1) Worst-case condition 1 (WC1): the system remains stable under this condition, as shown in Fig. 13. When examining the voltage waveforms at specific busbars, it is evident that despite large fluctuations, the grid remains stable and maintains synchronism, and the same happens with the system frequency.

Fig. 13  Voltages and frequency for WC1. (a) Voltages at different busbars. (b) Frequency at Polpaico busbar.

Altering the FRT limits requires reactive power compensators to stay connected even under more extreme conditions beyond stable operation. This ensures that voltage levels remain within the range specified by the grid code, maintaining the system stability even when the active power ramp rate is 50 MW/s, as illustrated in Fig. 14(a). The waveform in Fig. 14(b) demonstrates that the active power transfers on the NPA-Polpaico line presents a correct behavior.

Fig. 14  GB power injection and active power transfer on NPA-Polpaico line for WC1. (a) GB power injection. (b) Active power transfer on NPA-Polpaico line.

2) Worst-case condition 2 (WC2): as illustrated in Fig. 15, the system remains stable under this condition. A close look at the voltage waveforms for selected busbars reveals that, even some initial oscillations occur, the grid successfully preserves its synchronism, and a similar phenomenon is observed in the system frequency.

Fig. 15  Voltages and frequency for WC2. (a) Voltages at different busbars. (b) Frequency at Polpaico busbar.

An important improvement is observed with the increase of the active power ramp rate, as shown in Fig. 16(a). The increase of the active power ramp rate facilitates the system stability without altering the initial FRT limits of reactive power compensators and expedites active power stabilization on the NPA-Polpaico corridor, as shown in Fig. 16(b). However, this ramp rate is now twentyfold compared with WC1, potentially impacting the battery lifespan.

Fig. 16  GB power injection and active power transfer on NPA-Polpaico line for WC2. (a) GB power injection. (b) Active power transfer on NPA-Polpaico line.

3) Worst-case condition (WC3): under this condition, a voltage dip below 0.8 p.u., at certain busbars, violates the grid code.
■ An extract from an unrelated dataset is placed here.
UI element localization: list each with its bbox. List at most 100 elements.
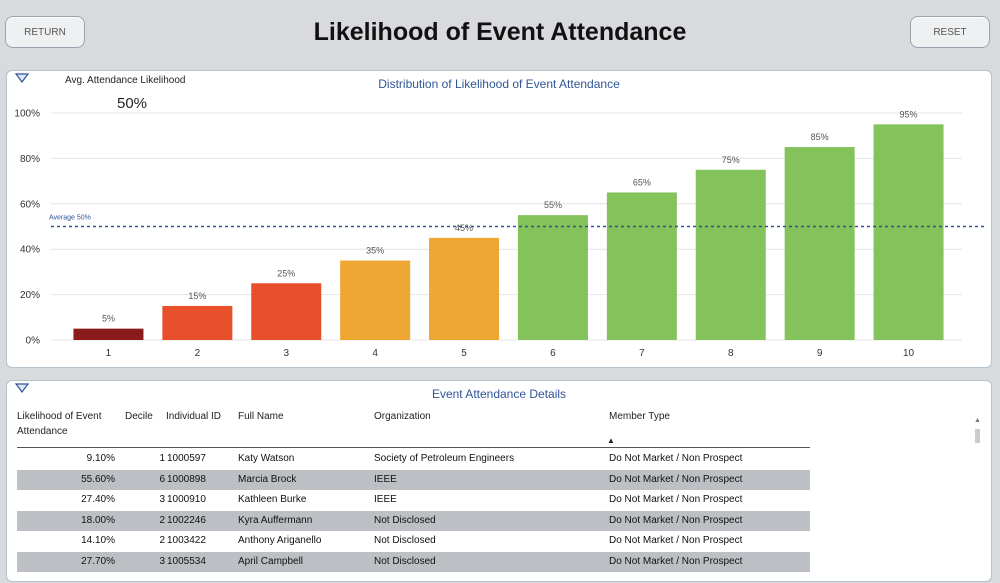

Although frequency is not the primary issue, a slight over-frequency occurs when compared with WC2, as observed in Fig. 17. As for the behavior of the GB, an undesirable active power response can be observed in Fig. 18.

Fig. 17  Voltages and frequency for WC3. (a) Voltages at different busbars. (b) Frequency at Polpaico busbar.

Fig. 18  GB power injection and active power transfer on NPA-Polpaico line for WC3. (a) GB power injection. (b) Active power transfer on NPA-Polpaico line.

V. Conclusion

This paper provides an analysis of the impact of the GB project on the Chilean NPG using EMT simulations. Key findings of this study are as follows:

1) The GB increases the transmission capacity and maintains the system stability.

2) FRT limits of reactive power compensators are critical to grid stability. Large FRT limits ensure that voltages are kept within the requirements of the grid code, while lower limits require higher active power ramp rates.

3) This study introduces the first wide-area EMT model for the NPG, unlocking new opportunities for advanced and complex time-domain stability analyses and research.

These findings reinforce the effectiveness of the GB and contribute valuable guidelines for implementing innovative solutions.

Future work may consider the assessment and impact of incorporating grid-forming capabilities in the BESS to support and improve system stability, as well as supplementary features and capabilities such as damping oscillations, voltage unbalance and harmonics compensation, and resonance mitigation.